As it turns out, a lot. Most digital video recording systems were never intended to be used to measure time intervals to the precision required to differentiate between a vehicle going 45 MPH in a 45 MPH zone and a vehicle going 56 MPH in a 45 MPH zone. In fact, most date and time stamps inserted in video recording systems do not display with any more accuracy than one-second intervals, though some may display to a greater precision. If we do have a system with sufficient precision, there may then be the question of accuracy. Being precise to the millisecond is one thing. Being accurate is another. The task is further complicated if the video clip has been exported by the video recording system in a format different from that which was used in the original recording. It is very common for a video recording system that uses variable frame rate (i.e., the intervals between successive frames are not uniform) to export video clips to a video file format that uses a constant frame rate. The exported files are quite useful for identification purposes, but may useless for performing the calculations required to accurately estimate vehicle speed.
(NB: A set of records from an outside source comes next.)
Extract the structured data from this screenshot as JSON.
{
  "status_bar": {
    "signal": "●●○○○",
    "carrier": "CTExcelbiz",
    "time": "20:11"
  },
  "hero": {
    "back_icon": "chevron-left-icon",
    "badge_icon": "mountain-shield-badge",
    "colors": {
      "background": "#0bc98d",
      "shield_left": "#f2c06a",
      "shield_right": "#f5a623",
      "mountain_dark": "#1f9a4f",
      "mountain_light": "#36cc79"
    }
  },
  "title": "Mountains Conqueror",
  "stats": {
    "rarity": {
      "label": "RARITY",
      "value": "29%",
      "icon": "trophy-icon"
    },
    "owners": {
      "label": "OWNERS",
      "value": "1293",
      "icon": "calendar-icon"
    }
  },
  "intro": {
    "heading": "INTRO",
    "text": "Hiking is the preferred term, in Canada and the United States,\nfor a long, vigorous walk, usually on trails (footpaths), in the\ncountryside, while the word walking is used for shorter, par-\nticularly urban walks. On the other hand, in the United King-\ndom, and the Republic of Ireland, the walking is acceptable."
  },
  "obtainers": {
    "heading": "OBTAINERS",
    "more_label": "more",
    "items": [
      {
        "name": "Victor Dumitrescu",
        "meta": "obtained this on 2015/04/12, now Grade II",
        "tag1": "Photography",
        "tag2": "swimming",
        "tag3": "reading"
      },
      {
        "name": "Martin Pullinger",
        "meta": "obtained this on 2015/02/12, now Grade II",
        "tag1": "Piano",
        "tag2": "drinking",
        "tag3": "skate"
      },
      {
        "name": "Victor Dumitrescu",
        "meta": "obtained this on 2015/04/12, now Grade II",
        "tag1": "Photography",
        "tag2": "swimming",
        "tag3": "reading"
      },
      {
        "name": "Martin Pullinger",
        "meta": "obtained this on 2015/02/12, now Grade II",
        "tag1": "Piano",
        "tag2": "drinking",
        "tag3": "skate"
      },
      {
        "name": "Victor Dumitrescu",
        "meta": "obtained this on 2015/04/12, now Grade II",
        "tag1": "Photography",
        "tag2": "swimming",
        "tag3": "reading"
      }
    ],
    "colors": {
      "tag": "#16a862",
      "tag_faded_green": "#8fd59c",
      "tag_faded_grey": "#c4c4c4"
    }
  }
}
We frequently receive video clips in which the date and time stamp advances 15 minutes, or some other fixed time period, but the video clip actually plays in much less time using a software media player. We have several clips in which the audio portion of the file is shorter than the video itself, sometimes by more than 10%. The questions are then, “Which time intervals are correct? Can we state with confidence that the actual time interval between the vehicle at this location and that location is X.X seconds? What is our confidence interval for our estimate?”
Strangely, old-fashioned videocassette recorders are often more reliable and useful for the purpose of estimating time intervals than are modern digital video recording systems. A standard VHS recorder was designed to record video at 29.97 frames per second, and we have the further advantage of knowing that the camera was providing video to the recorder at an identical rate. Newer IP video cameras and digital recording systems normally work with variable frame rates and may even add the time stamp to the images only after they have been received at the recording unit, adding the problem of network latency to the mix.
A gentleman who was very experienced with digital video and had worked for years in the industry once told me that he would, “…never try to estimate time intervals in digital video with BOTH precision and accuracy.” While this might be an extreme view, it certainly reflects the challenges that face us.
We have attempted in this article to identify some of the important considerations in establishing the “reliability” of digital video used in forensic accident investigation. In subsequent articles, we will discuss some of these topics in more detail and introduce new topics of interest.